Kultur

Chronist mit der Kamera

Friedrich-Ebert-Gedenkstätte zeigt historische Fotografien von Willy Römer

Willy Römer war einer der produktivsten Pressefotografen zur Zeit der Weimarer Republik. Obwohl manche seiner Aufnahmen weltbekannt sind und in keinem Buch über die neuere Geschichte fehlen, ist sein Name in Vergessenheit geraten. Die Friedrich-Ebert-Gedenkstätte ruft ihn derzeit mit einer Ausstellung wieder in Erinnerung.

Während der Inflationszeit: Ein Junge sammelt heruntergefallene Kartoffeln auf.
Während der Inflationszeit: Ein Junge sammelt heruntergefallene Kartoffeln auf. (Foto: Römer)

Die Arbeitsgemeinschaft für Bildquellenforschung und Zeitgeschichte in Berlin hat die Sonderausstellung zusammengestellt. Sie umfasst rund 90 Bilder, die das Leben während der ersten Hälfte des 20. Jahrhunderts – vor allem der Jahre 1918 bis 1933 – widerspiegeln. Insgesamt enthält der weitgehend erhaltene Nachlass Willy Römers rund 60.000 Fotos und 50.000 Glasnegative.

Willy Römer, am 31. Dezember 1887 in Berlin geboren, begann als Fünfzehnjähriger eine Lehre bei der Berliner Illustrations-Gesellschaft, der ersten professionellen Pressebildagentur der Hauptstadt. Von 1915 bis 1918 war er Soldat und fotografierte in Polen und Weißrussland Szenen aus dem Leben russischer und polnischer Bauern. – 1918 brach in Berlin die Revolution aus. Willy Römer wurde ihr wichtigster Bildberichterstatter. Gemeinsam mit dem Kaufmann Walter Bernstein betrieb er die Bildagentur „Photothek Römer & Bernstein“. In den 1920er Jahren bereiste er viele deutsche und europäische Städte und fotografierte auch in Heidelberg.

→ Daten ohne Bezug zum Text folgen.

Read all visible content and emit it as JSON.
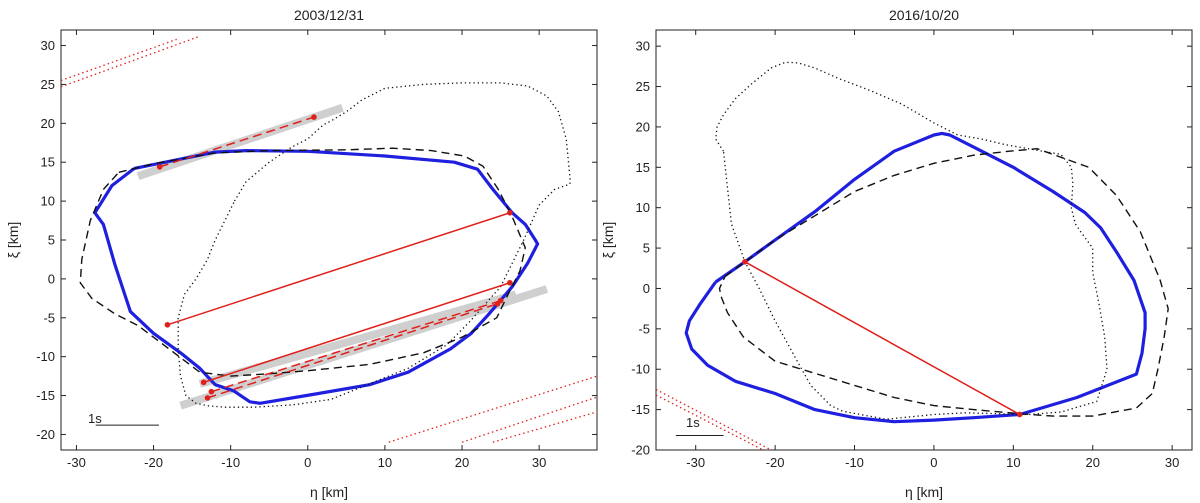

Sein Berliner Unternehmen (als „Judenfirma“ denunziert) wurde von den Nazis 1937 aus dem Handelsregister gestrichen und 1939 geschlossen. Bernstein starb, Römer wurde an eine NS-Zeitung nach Posen dienstverpflichtet. 1945 kam er nach Berlin zurück und fotografierte nun die zerstörte Stadt. Er starb am 26. Oktober 1979.

Die in der Ebert-Gedenkstätte ausgestellten Fotos vermitteln einen Eindruck von der ungeheuren Themenvielfalt, der sich Willy Römer widmete. Seine Bilder aus dem Berlin des frühen 20. Jahrhunderts zeigen das Gesicht der Stadt, den Verkehr und das Straßenleben, die Arbeit der kleinen Handwerker und die Freizeitvergnügen der einfachen Leute, die politischen Umwälzungen und – besonders eindrucksvoll – die Not der Inflationsjahre.

Der Katalog zur Ausstellung ist in der Ebert-Gedenkstätte für 36 Euro erhältlich. Die Ausstellung ist bis 1.Mai (Dienstag bis Sonntag von 10 bis 18 Uhr und donnerstags von 10 bis 20 Uhr) zu sehen. Der Eintritt ist frei. (br.)